Relationship Repair allows students to fail and have a way to come back. It also supports healthy conflict and relationship restoration.
Apologizing is a good topic for discussion early in the school year.
It can be a good segue into discussions about empathy, point of view, forgiveness, or learning from mistakes depending on where your students take it.
Discussion points can include:
Real vs Fake Apologies
Is there more to an apology than the word “sorry”?
What are some criteria that an apology should have in order to be authentic?
Do people have to forgive someone right away when an apology happens?

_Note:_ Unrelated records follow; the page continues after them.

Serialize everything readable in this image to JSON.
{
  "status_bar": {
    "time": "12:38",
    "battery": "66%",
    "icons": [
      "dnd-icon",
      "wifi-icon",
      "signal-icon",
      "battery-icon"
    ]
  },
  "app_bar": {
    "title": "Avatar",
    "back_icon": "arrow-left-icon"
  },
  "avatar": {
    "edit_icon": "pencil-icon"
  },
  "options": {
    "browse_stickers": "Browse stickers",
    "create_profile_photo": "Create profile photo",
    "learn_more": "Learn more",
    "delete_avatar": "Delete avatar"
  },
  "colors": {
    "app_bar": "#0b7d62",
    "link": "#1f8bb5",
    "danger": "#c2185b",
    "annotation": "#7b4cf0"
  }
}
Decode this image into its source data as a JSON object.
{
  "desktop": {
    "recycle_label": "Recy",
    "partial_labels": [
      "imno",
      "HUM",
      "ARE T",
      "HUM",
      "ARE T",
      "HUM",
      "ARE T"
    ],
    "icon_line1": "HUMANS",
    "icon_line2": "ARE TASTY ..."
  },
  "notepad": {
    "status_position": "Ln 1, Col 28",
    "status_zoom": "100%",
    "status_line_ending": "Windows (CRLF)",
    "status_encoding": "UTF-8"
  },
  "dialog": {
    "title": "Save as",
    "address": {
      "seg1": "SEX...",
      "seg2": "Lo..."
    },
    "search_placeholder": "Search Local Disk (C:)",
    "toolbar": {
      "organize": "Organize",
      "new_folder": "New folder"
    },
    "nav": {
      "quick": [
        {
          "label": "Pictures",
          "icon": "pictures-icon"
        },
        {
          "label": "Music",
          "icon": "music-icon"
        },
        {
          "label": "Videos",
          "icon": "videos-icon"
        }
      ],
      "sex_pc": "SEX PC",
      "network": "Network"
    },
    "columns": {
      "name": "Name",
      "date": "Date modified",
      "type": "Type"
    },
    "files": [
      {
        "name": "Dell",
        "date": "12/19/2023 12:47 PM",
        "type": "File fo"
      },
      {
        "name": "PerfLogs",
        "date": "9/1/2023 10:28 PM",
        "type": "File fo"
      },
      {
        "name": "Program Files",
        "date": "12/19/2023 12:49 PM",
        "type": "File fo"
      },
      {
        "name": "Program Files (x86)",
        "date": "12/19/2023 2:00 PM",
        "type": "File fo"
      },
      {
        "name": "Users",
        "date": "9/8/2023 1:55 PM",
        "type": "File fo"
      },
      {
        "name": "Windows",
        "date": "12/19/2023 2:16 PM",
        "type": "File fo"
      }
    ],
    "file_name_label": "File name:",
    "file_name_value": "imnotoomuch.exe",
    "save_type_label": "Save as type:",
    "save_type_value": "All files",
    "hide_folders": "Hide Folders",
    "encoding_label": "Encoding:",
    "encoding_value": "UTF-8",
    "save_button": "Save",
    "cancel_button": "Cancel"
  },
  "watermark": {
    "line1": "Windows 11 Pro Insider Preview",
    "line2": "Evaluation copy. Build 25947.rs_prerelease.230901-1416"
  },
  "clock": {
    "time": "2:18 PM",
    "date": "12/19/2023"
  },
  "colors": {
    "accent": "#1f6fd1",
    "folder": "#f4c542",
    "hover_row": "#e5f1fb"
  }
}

Some things to consider when establishing guidelines for apologies and repairing relationship are that it if a person is genuinely wanting to repair a mistake than it is not the time for excuses and defensiveness. Do not rationalize with a lot of buts. Here are some other examples of things not to say; “Sorryyyy…” or “I’m sorry you feel that way”, “Stop being so sensitive”, “I was just kidding”,“You did __________ so…” or over-the-top apologies. an apology should not be a monologue, it should be a conversation.
Acknowledge what happened and take responsibility for it.
(“I did a thing that harmed you.”)
Empathize and ask.
(“That must have felt _________. Is that true?”).
(“What can I do to make it up to you?” or “How can I repair this with you?”)
Students how to apologize is simple when you focus on the underlying skills and steps students need to go through. Teach them to apologize meaningfully, provide them with practice opportunities without judgment, and you will see them internalize this powerful social-emotional skill.